I think one of the great shortcomings of our society in the West is the propensity we have to “label” people.
When someone labels another with a sneer, I see a child in the corner stopping their ears saying “Na na na na na, I can't hear you.”
This is a problem.
There should be only one label that counts: human.
I've been reading a fantastic book by Philip Yancey called Soul Survivor where he profiles some of the people who most influenced his faith. While Ghandi wasn't a Christian, he did study the New Testament and professed that his concept of nonviolence came from the teachings of Jesus. This incredible little man was a big man who once nominated a low caste street sweeping girl to be the head of India. Ghandi was one of those people who had an incredible ability to see people as PEOPLE. No one was Untouchable, he renamed that caste of latrine cleaners and street sweepers “Children of God” and many still use that name today.
So, now, in our super intelligence, we can, here in the US, turn on the TV and flip to any news channel of our political leaning. Sure, the media still maintains the farce of unbiased reporting. All one has to do is listen to a presidential debate or address and flip between channels to wonder if the commentators listened to the same speech.
This is because we label. “Right wing conspiracy” “left wing liberals” “sorry union teachers” “privaleged private school” ‘feminist” “fundamentalist”‘ etc. etc. etc. Even worse: “lazy student” “apathetic student” “sorry” “crack baby” and it goes on.
We should label maps and the food in the freezer, that is it. Some of us label ourselves.
You cannot diminish you or me to a label of who we are — it is way to simplistic and just wrong. When most of us hear a label, we see a face. If it is a label we have chosen to shun, we see the face with a sneer on it, most likely someone in our past who is a horrid, hateful, self-righteous person who wore the label like a Medal of Honor while shaming the intent of many of the things they profess to believe. If it is a label we love and perhaps choose to try to wear ourselves, we may see the face of a person who wore that label but had a heart of gold and actions to boot. But labels aren't people.
Every “side” of an issue, if indeed an issue can be reduced to just two sides, has haters. This is an equal opportunity criticism here. If you are a political party in the US or anywhere and you honestly think that you are on the side of right, do you really think that all of your advocates are defending that right in respectful ways? Hatred, rudeness, and disrespect, wherever it is should be called out.
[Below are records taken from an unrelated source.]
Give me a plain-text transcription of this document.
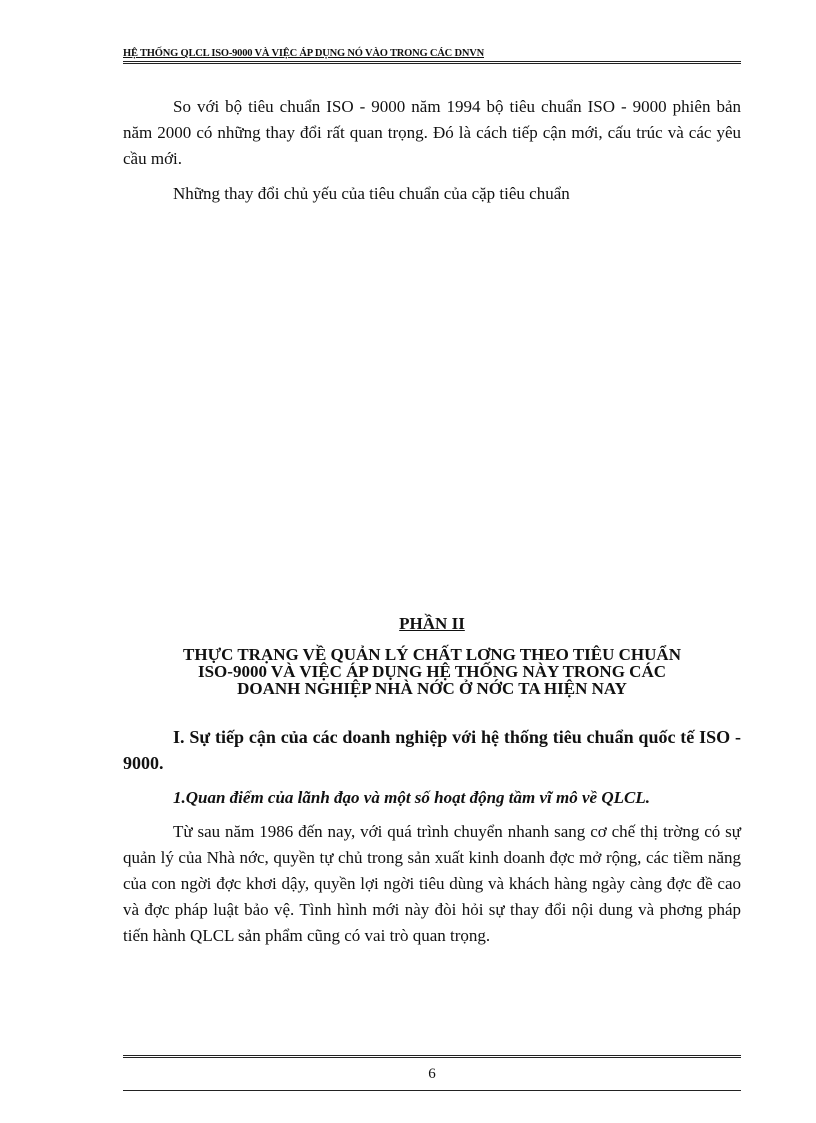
HỆ THỐNG QLCL ISO-9000 VÀ VIỆC ÁP DỤNG NÓ VÀO TRONG CÁC DNVN
So với bộ tiêu chuẩn ISO - 9000 năm 1994 bộ tiêu chuẩn ISO - 9000 phiên bản năm 2000 có những thay đổi rất quan trọng. Đó là cách tiếp cận mới, cấu trúc và các yêu cầu mới.
Những thay đổi chủ yếu của tiêu chuẩn của cặp tiêu chuẩn
PHẦN II
THỰC TRẠNG VỀ QUẢN LÝ CHẤT LƠNG THEO TIÊU CHUẨN
ISO-9000 VÀ VIỆC ÁP DỤNG HỆ THỐNG NÀY TRONG CÁC
DOANH NGHIỆP NHÀ NỚC Ở NỚC TA HIỆN NAY
I. Sự tiếp cận của các doanh nghiệp với hệ thống tiêu chuẩn quốc tế ISO - 9000.
1.Quan điểm của lãnh đạo và một số hoạt động tầm vĩ mô về QLCL.
Từ sau năm 1986 đến nay, với quá trình chuyển nhanh sang cơ chế thị trờng có sự quản lý của Nhà nớc, quyền tự chủ trong sản xuất kinh doanh đợc mở rộng, các tiềm năng của con ngời đợc khơi dậy, quyền lợi ngời tiêu dùng và khách hàng ngày càng đợc đề cao và đợc pháp luật bảo vệ. Tình hình mới này đòi hỏi sự thay đổi nội dung và phơng pháp tiến hành QLCL sản phẩm cũng có vai trò quan trọng.
6
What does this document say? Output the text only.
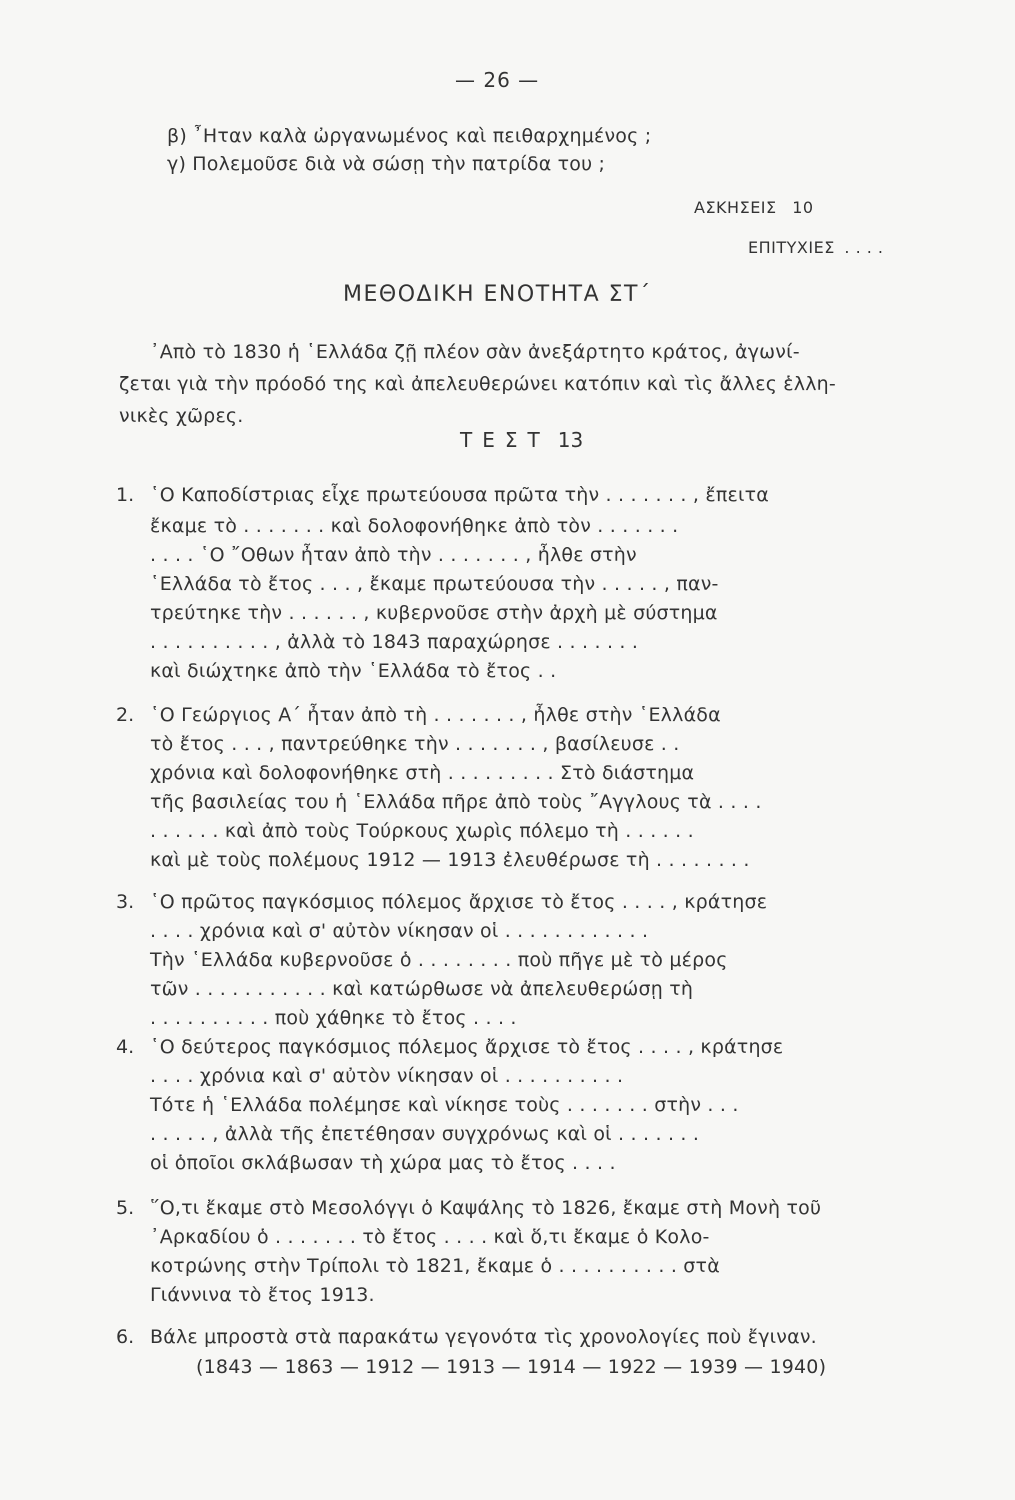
— 26 —
β) ῏Ηταν καλὰ ὠργανωμένος καὶ πειθαρχημένος ;
γ) Πολεμοῦσε διὰ νὰ σώσῃ τὴν πατρίδα του ;
ΑΣΚΗΣΕΙΣ 10
ΕΠΙΤΥΧΙΕΣ . . . .
ΜΕΘΟΔΙΚΗ ΕΝΟΤΗΤΑ ΣΤ΄
᾿Απὸ τὸ 1830 ἡ ῾Ελλάδα ζῇ πλέον σὰν ἀνεξάρτητο κράτος, ἀγωνί-
ζεται γιὰ τὴν πρόοδό της καὶ ἀπελευθερώνει κατόπιν καὶ τὶς ἄλλες ἑλλη-
νικὲς χῶρες.
ΤΕΣΤ 13
1. ῾Ο Καποδίστριας εἶχε πρωτεύουσα πρῶτα τὴν . . . . . . . , ἔπειτα
ἔκαμε τὸ . . . . . . . καὶ δολοφονήθηκε ἀπὸ τὸν . . . . . . .
. . . . ῾Ο ῎Οθων ἦταν ἀπὸ τὴν . . . . . . . , ἦλθε στὴν
῾Ελλάδα τὸ ἔτος . . . , ἔκαμε πρωτεύουσα τὴν . . . . . , παν-
τρεύτηκε τὴν . . . . . . , κυβερνοῦσε στὴν ἀρχὴ μὲ σύστημα
. . . . . . . . . . , ἀλλὰ τὸ 1843 παραχώρησε . . . . . . .
καὶ διώχτηκε ἀπὸ τὴν ῾Ελλάδα τὸ ἔτος . .
2. ῾Ο Γεώργιος Α΄ ἦταν ἀπὸ τὴ . . . . . . . , ἦλθε στὴν ῾Ελλάδα
τὸ ἔτος . . . , παντρεύθηκε τὴν . . . . . . . , βασίλευσε . .
χρόνια καὶ δολοφονήθηκε στὴ . . . . . . . . . Στὸ διάστημα
τῆς βασιλείας του ἡ ῾Ελλάδα πῆρε ἀπὸ τοὺς ῎Αγγλους τὰ . . . .
. . . . . . καὶ ἀπὸ τοὺς Τούρκους χωρὶς πόλεμο τὴ . . . . . .
καὶ μὲ τοὺς πολέμους 1912 — 1913 ἐλευθέρωσε τὴ . . . . . . . .
3. ῾Ο πρῶτος παγκόσμιος πόλεμος ἄρχισε τὸ ἔτος . . . . , κράτησε
. . . . χρόνια καὶ σ' αὐτὸν νίκησαν οἱ . . . . . . . . . . . .
Τὴν ῾Ελλάδα κυβερνοῦσε ὁ . . . . . . . . ποὺ πῆγε μὲ τὸ μέρος
τῶν . . . . . . . . . . . καὶ κατώρθωσε νὰ ἀπελευθερώσῃ τὴ
. . . . . . . . . . ποὺ χάθηκε τὸ ἔτος . . . .
4. ῾Ο δεύτερος παγκόσμιος πόλεμος ἄρχισε τὸ ἔτος . . . . , κράτησε
. . . . χρόνια καὶ σ' αὐτὸν νίκησαν οἱ . . . . . . . . . .
Τότε ἡ ῾Ελλάδα πολέμησε καὶ νίκησε τοὺς . . . . . . . στὴν . . .
. . . . . , ἀλλὰ τῆς ἐπετέθησαν συγχρόνως καὶ οἱ . . . . . . .
οἱ ὁποῖοι σκλάβωσαν τὴ χώρα μας τὸ ἔτος . . . .
5. ῞Ο,τι ἔκαμε στὸ Μεσολόγγι ὁ Καψάλης τὸ 1826, ἔκαμε στὴ Μονὴ τοῦ
᾿Αρκαδίου ὁ . . . . . . . τὸ ἔτος . . . . καὶ ὅ,τι ἔκαμε ὁ Κολο-
κοτρώνης στὴν Τρίπολι τὸ 1821, ἔκαμε ὁ . . . . . . . . . . στὰ
Γιάννινα τὸ ἔτος 1913.
6. Βάλε μπροστὰ στὰ παρακάτω γεγονότα τὶς χρονολογίες ποὺ ἔγιναν.
(1843 — 1863 — 1912 — 1913 — 1914 — 1922 — 1939 — 1940)
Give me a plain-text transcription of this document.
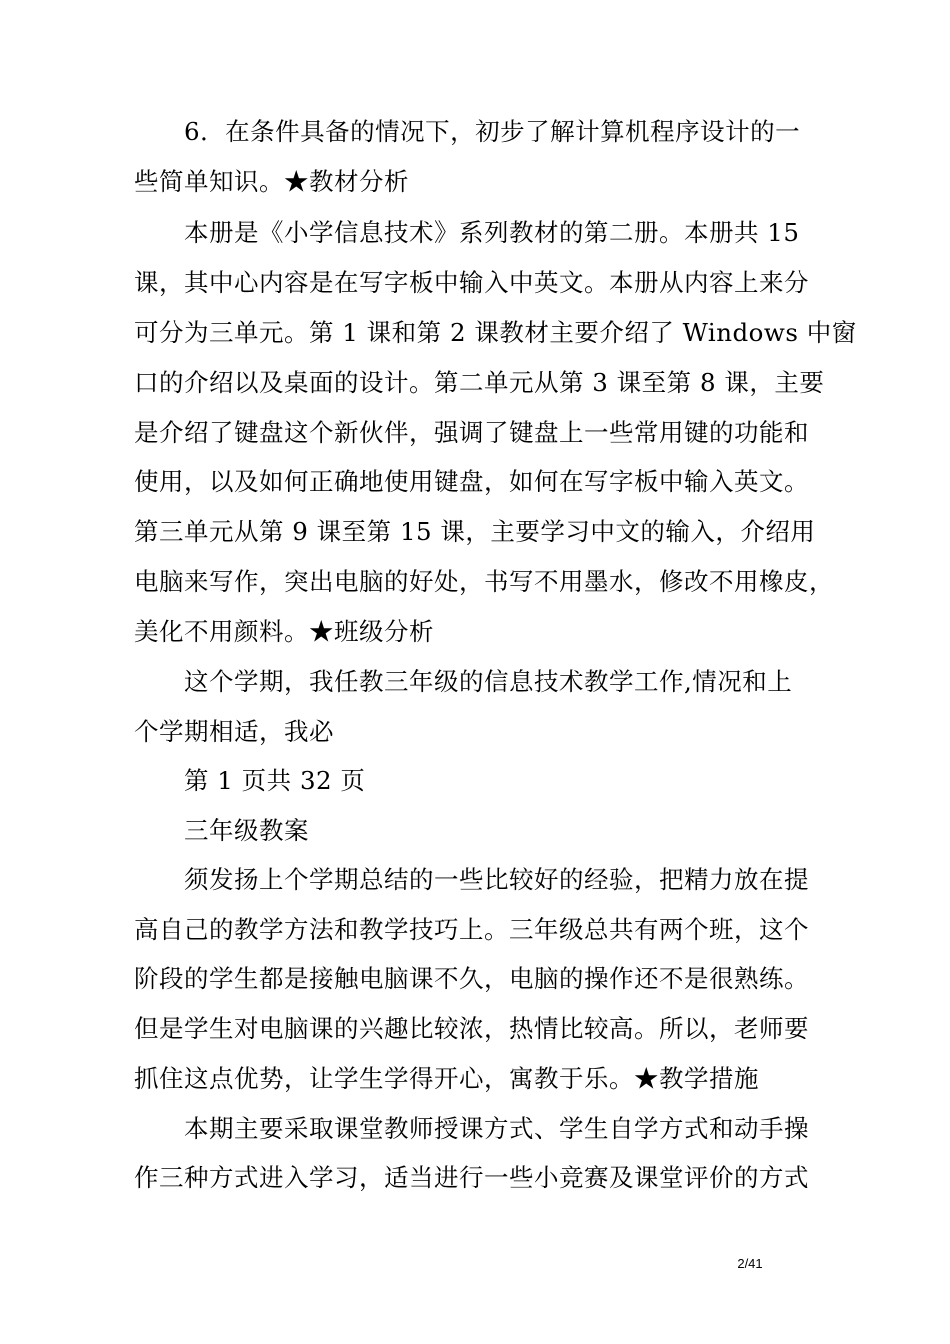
6．在条件具备的情况下，初步了解计算机程序设计的一
些简单知识。★教材分析
本册是《小学信息技术》系列教材的第二册。本册共 15
课，其中心内容是在写字板中输入中英文。本册从内容上来分
可分为三单元。第 1 课和第 2 课教材主要介绍了 Windows 中窗
口的介绍以及桌面的设计。第二单元从第 3 课至第 8 课，主要
是介绍了键盘这个新伙伴，强调了键盘上一些常用键的功能和
使用，以及如何正确地使用键盘，如何在写字板中输入英文。
第三单元从第 9 课至第 15 课，主要学习中文的输入，介绍用
电脑来写作，突出电脑的好处，书写不用墨水，修改不用橡皮，
美化不用颜料。★班级分析
这个学期，我任教三年级的信息技术教学工作,情况和上
个学期相适，我必
第 1 页共 32 页
三年级教案
须发扬上个学期总结的一些比较好的经验，把精力放在提
高自己的教学方法和教学技巧上。三年级总共有两个班，这个
阶段的学生都是接触电脑课不久，电脑的操作还不是很熟练。
但是学生对电脑课的兴趣比较浓，热情比较高。所以，老师要
抓住这点优势，让学生学得开心，寓教于乐。★教学措施
本期主要采取课堂教师授课方式、学生自学方式和动手操
作三种方式进入学习，适当进行一些小竞赛及课堂评价的方式
2/41
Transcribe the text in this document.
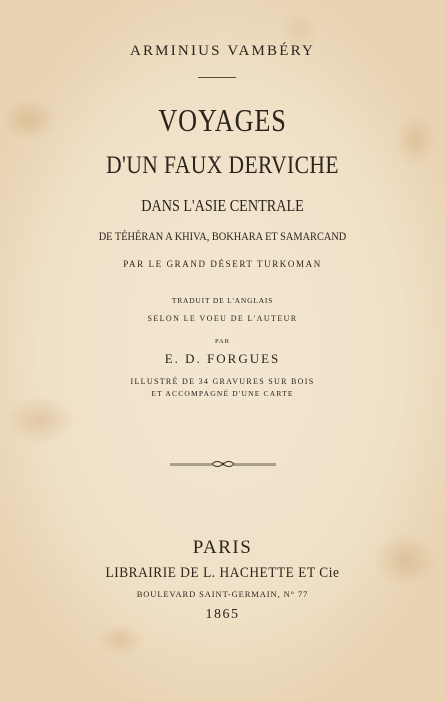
ARMINIUS VAMBÉRY
VOYAGES
D'UN FAUX DERVICHE
DANS L'ASIE CENTRALE
DE TÉHÉRAN A KHIVA, BOKHARA ET SAMARCAND
PAR LE GRAND DÉSERT TURKOMAN
TRADUIT DE L'ANGLAIS
SELON LE VOEU DE L'AUTEUR
PAR
E. D. FORGUES
ILLUSTRÉ DE 34 GRAVURES SUR BOIS
ET ACCOMPAGNÉ D'UNE CARTE
PARIS
LIBRAIRIE DE L. HACHETTE ET Cie
BOULEVARD SAINT-GERMAIN, N° 77
1865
This is a huge reason that politics has descended to the height of disrespectful diatribes — just because your or I have chosen to wear a label and defend it at all costs, doesn't excuse that some of us have accepted an “any means necessary” mentality.
That the “other side” is so evil and so bad and so wrong that they should be defeated by “any means necessary” even if it means rudeness, yelling, character assassination, and profanity.
“Fight fire with fire and you end up with only ashes,” said Abigail van Buren.
“But if you bite and devour each other beware lest you consume each other.” Galatians 5:15
The worst television today includes such behavior. Whether it is vain, selfish “housewives” tearing each other apart or six talking heads taking turns yelling over each other to try to get the last word — biting, devouring is offensive. It is not ok.
But don't think that schools don't behave this way. Schools get separated by “for the principal” and “against the principal” or “for” this person or “against” that person. Any time you see people taking sides and taking up arms, the organization is getting ready to suffer.
Blessed are the peacemakers.
In India, Mountbatten famously said:
“On my western front I have 100,000 crack troops and unstoppable bloodsheed while on my east; I have one man and no bloodshed.”
One man. One peacemaker did that. Willing to starve himself during the miracle of Calcutta, Ghandi used himself to stave off the violence. He didn't care who was right, the bloodshed was wrong whoever did it.
For education to come together, we must stop labeling and start working together. Stop holding up little schoolchildren and claim that somehow you love kids more than your opponent — as we say in South Georgia — BULL. You don't have a monopoly on loving kids. Plus, loving children doesn't mean you're right any more than loving a flower doesn't mean that you won't carelessly step on it while wrestling with an opponent.